Roundtable Discussion; The Future of Mineral Sands. Watch the video here.
Economic reality (whatever that is) will not trump political reality. The potential political fallout from the mine remains the primary consideration for Hasina, and that has always been the case, and remains so, according to my updated information. Like it or not, fear of civil unrest continues to weigh on the decision making. One can but hope that things (or minds) will change after the election.
My views remain basically unchanged, and based on a long-standing and first hand experience of both the project and the country. Hasina remains a roadblock. There is a considerable amount of pressure building to push for the mine to happen but there are - as yet - no clear indications that she has dropped her opposition to the project. With elections in the offing and her son a likely successor there is some hope value that things could change - hence the rise in the share price which has virtually tripled from its low base (clever investors who piled in). Expectations will likely fuel further increases but the rise is mainly founded on a four letter word - hope.
Not necessarily so. There would still be a potential mine; just the licence wouldn't be foreign/GCM owned. If Hasina buckles and let's the mine happen, this ruse is one way forward for her. We are after all investing in Bangladesh.
For a more challenging assessment of the upcoming elections, try this!
https://thediplomat.com/2023/11/why-is-bangladesh-even-bothering-to-hold-elections/
And as for whether Hasina will change her mind - that is the million dollar question. At the technocrat level, the proposed mine ticks all the boxes, but Hasina may well conclude that it's still too much of a political timebomb.
All to play for ...
It's shaping up to be a one-sided, one-legged race, with Hasina and her Awami League (AL) standing for a fourth consecutive term and the main opposition Bangladesh Nationalist Party (BNP) boycotting the poll arguing that it will be rigged and unfair. The BNP has faced a massive clampdown in recent months with some 10,000 activists arrested. The largest Islamist Jamaat-e-Islami (JI) opposition party has been banned from the election. While the outcome of the vote is predictable, the likelihood of street violence is high. The situation is volatile, but in terms of realpolitk Hasina has the firepower - at least for now.
Bangla - I fear you are right. Even if she decides to approve the mine there is still the mighty political challenge of the license. The hard left and opponents of the project have never accepted the 'foreign' ownership of the resource - notwithstanding that it was 'foreign' money (i.e. us shareholders) who invested risk capital in testing and proving the resource in accordance with a government granted and endorsed licence.
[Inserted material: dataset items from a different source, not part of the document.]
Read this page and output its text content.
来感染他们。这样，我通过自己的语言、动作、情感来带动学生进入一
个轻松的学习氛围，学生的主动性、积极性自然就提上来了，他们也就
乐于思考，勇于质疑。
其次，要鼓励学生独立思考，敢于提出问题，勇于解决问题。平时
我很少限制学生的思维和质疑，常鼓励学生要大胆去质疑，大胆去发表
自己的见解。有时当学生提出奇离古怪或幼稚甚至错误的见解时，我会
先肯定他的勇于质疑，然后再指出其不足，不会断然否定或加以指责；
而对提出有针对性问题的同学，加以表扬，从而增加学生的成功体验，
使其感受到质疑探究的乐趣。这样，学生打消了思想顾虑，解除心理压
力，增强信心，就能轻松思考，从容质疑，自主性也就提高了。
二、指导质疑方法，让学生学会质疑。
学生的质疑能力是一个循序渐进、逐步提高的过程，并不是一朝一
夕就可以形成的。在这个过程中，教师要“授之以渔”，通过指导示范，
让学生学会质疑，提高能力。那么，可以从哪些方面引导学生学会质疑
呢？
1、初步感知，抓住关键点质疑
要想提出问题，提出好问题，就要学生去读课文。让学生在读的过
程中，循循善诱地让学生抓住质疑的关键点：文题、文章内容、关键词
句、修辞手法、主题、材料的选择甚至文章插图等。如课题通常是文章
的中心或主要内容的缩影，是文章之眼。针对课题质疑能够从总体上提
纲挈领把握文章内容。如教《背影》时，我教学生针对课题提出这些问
There is then the Green Wave and also the logistics - the proposed mine is the wrong end of the country for most of the coal-fired power stations. That said, I think this is worth a punt in the run-up to the elections. The hope value, at the very least, will increase.
Me too. I commissioned the video and steered it through production. Those were the golden days when the project was taking wings. Unfortunately it ran into Bangladeshi politics and Bungla bureaucracy, and it hit the buffers in an obdurate PM Hasina where it is still stuck.
The two deposits are contiguous, and mining logic always pointed to them merging with Phulbari into one big open cut mine. Bangla being Bungla, of course, the Barapukuria power station sits right on top of the resource so that would have to be demolished - not in itself a big issue, given the potential scale of what could be a mega mining operation. But this is Bungladesh, not Bangladesh, and so it won't happen that way - certainly not in Hasina's reign.
The key to this pidgin English report is that it was never going to be possible to extract more than 10 per cent of the total deposit at Barapukuria by underground mining. If you want more, you have to go open cut, and then you are back to square one - digging a big hole and displacing a large number of rice farmers. Any sensible government would have long ago determined that - properly managed with a plan to mine and make good with compensation and backfill - open cast was a price worth paying. That way you can extract up to 90 per cent of the deposit. However, common sense has not prevailed so far in Hasina's glorious reign. Don't hold your horses, or for that matter don't shoulder your shovels!
A very sober but accurate assessment. Many have believed for a long time that litigation is the only recourse. There seems to be no other way to recover or seek compensation for all that money invested in proving a resource under terms of a government contract which the host country has consistently refused to honour.